Eyvah, eyvah, eyvah!
***
Işığın mı soldu yoksa! Duymak, okumak var/dı mevsimlerin sesini, rengini, ve sairesini; n'oldu? Bir çekirdekte görmekti koca bir ağacın hevesini; n'oldu ha!
***
Bir yıl dört mevsim: İlkbahar, yaz, sonbahar, kış.
Bir gün dört mevsim: Sabah/ilkbahar; öğle/yaz; ikindi/sonbahar; gece/kış.

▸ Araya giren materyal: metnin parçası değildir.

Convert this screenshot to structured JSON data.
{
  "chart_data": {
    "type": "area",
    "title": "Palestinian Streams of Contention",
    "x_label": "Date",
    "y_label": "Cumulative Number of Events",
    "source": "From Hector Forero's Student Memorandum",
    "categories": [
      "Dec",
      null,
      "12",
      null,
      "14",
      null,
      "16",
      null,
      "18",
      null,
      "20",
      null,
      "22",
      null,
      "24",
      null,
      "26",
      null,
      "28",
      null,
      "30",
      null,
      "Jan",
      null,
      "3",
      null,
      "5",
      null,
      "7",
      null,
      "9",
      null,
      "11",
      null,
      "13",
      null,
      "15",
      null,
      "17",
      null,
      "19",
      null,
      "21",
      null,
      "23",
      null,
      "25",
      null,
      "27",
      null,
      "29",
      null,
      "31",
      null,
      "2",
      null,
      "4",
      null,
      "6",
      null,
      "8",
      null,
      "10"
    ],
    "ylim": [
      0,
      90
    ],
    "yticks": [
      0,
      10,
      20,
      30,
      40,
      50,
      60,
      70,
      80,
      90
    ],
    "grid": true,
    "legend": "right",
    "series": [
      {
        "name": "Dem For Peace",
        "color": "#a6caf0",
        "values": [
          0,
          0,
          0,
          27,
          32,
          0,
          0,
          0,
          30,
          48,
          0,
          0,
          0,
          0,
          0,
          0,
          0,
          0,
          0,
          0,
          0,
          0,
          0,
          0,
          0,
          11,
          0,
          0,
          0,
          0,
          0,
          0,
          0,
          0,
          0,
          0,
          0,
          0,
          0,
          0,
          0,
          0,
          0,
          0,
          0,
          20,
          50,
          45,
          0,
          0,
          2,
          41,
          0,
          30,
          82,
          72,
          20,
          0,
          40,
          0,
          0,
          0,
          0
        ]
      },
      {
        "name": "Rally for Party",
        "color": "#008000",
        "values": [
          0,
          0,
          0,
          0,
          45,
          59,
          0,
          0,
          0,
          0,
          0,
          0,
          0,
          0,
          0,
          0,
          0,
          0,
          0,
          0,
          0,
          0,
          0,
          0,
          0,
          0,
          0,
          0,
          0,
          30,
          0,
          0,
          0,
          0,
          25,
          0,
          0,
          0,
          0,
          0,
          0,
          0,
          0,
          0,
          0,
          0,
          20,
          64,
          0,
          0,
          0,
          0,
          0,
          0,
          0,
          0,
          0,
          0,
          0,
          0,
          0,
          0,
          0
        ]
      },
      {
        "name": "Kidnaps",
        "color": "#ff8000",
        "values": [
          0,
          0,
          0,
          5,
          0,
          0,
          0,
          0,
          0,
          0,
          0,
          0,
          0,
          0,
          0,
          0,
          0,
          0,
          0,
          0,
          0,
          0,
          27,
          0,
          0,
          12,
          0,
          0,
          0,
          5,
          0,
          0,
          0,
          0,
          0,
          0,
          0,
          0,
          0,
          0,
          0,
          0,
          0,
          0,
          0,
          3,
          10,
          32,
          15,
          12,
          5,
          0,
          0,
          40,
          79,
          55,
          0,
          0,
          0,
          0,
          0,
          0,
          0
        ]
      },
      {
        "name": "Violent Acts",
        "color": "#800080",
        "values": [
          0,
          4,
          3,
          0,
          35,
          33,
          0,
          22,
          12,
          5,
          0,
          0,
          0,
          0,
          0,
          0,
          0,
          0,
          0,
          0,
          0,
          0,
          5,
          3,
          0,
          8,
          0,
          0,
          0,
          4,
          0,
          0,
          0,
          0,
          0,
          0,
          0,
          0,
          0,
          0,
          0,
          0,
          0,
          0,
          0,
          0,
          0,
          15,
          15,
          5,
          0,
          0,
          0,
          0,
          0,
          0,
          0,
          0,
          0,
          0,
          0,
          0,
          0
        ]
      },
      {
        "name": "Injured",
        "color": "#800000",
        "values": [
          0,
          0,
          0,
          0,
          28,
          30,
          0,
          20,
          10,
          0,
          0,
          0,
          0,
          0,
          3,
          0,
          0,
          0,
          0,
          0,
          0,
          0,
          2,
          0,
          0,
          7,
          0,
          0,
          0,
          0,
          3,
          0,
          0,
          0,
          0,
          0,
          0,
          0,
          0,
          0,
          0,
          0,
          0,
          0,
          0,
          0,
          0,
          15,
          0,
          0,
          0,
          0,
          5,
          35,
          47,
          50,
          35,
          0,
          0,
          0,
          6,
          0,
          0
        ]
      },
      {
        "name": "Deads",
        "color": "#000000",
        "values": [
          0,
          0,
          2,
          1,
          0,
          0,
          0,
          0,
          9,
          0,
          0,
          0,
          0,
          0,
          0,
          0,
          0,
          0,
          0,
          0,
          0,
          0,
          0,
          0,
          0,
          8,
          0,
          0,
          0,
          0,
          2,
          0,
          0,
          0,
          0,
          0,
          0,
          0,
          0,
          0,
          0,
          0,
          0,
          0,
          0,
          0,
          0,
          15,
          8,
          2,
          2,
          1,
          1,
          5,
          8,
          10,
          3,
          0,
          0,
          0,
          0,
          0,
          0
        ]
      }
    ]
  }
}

Bir andan ötekine mevsimlerden mevsimlere düşmektesin; telaşelerin gürültüsü bir sussa, duyacaksın adımları/nı; ama ölüm duymayacak telaşelerin/in sesini; seni ansızın (tam vakti/nde yani...) bulacak! Gidecek, gideceksin! Göreceksin!
***
Ömrüm! Ne zaman geldi; ah, ne çabuk gider? Yabancıladığım bu gelecekler gelmiş de arkadaş olmuşum aklığına saçlarımın! Bedenimin, ruhumun her an değişen kılığına kıyafetine ayak uydurmaya çalışıyorum.
***
Sevgili gül!
Sen kimden aldın bu hevesi, bu rengi... ki âşıklar sırılsıklam
sana!
***
Sevgili kalem!
Emellerim bitmiyor, şu ölüm başımdan gitmiyor. Yaz sevgili
kalem! Yaz ölümü ki... Yaz ki... Ah, yıkılır birdenbire içimde durmadan yükselen (ne)ler...
***
Kalbin/in sızısını, incecik sevincini, sonsuzluk türküsünü dinle!
***
Ey arsız ihtiyaçlar! Bir varmış bir yokmuş bu dünyada çoğalıp durmayın!
***
Bir de bilsem; hangi kelimeler çoğalıyor, hangileri azalıyor
dilimde/kalbimde/halimde...
***
Bir de kırsam zincirlerimi, açsam pencereleri/mi sonsuza...
***
O'nsuzluğun beni ondurmadığını bildiğim; kendime geldiğimdir; güldüğümdür.
***
Öyle bir çığlık atsam ki... adı "hürriyet" olsa, adı "hakikat" olsa...

Önceki ve Sonraki Yazılar
YAZIYA YORUM KAT
YORUM KURALLARI: Risale Haber yayın politikasına uymayan;
Küfür, hakaret, rencide edici cümleler veya imalar, inançlara saldırı içeren, imla kuralları ile yazılmamış,
Türkçe karakter kullanılmayan ve BÜYÜK HARFLERLE yazılmış yorumlar
Adınız kısmına uygun olmayan ve saçma rumuzlar onaylanmamaktadır.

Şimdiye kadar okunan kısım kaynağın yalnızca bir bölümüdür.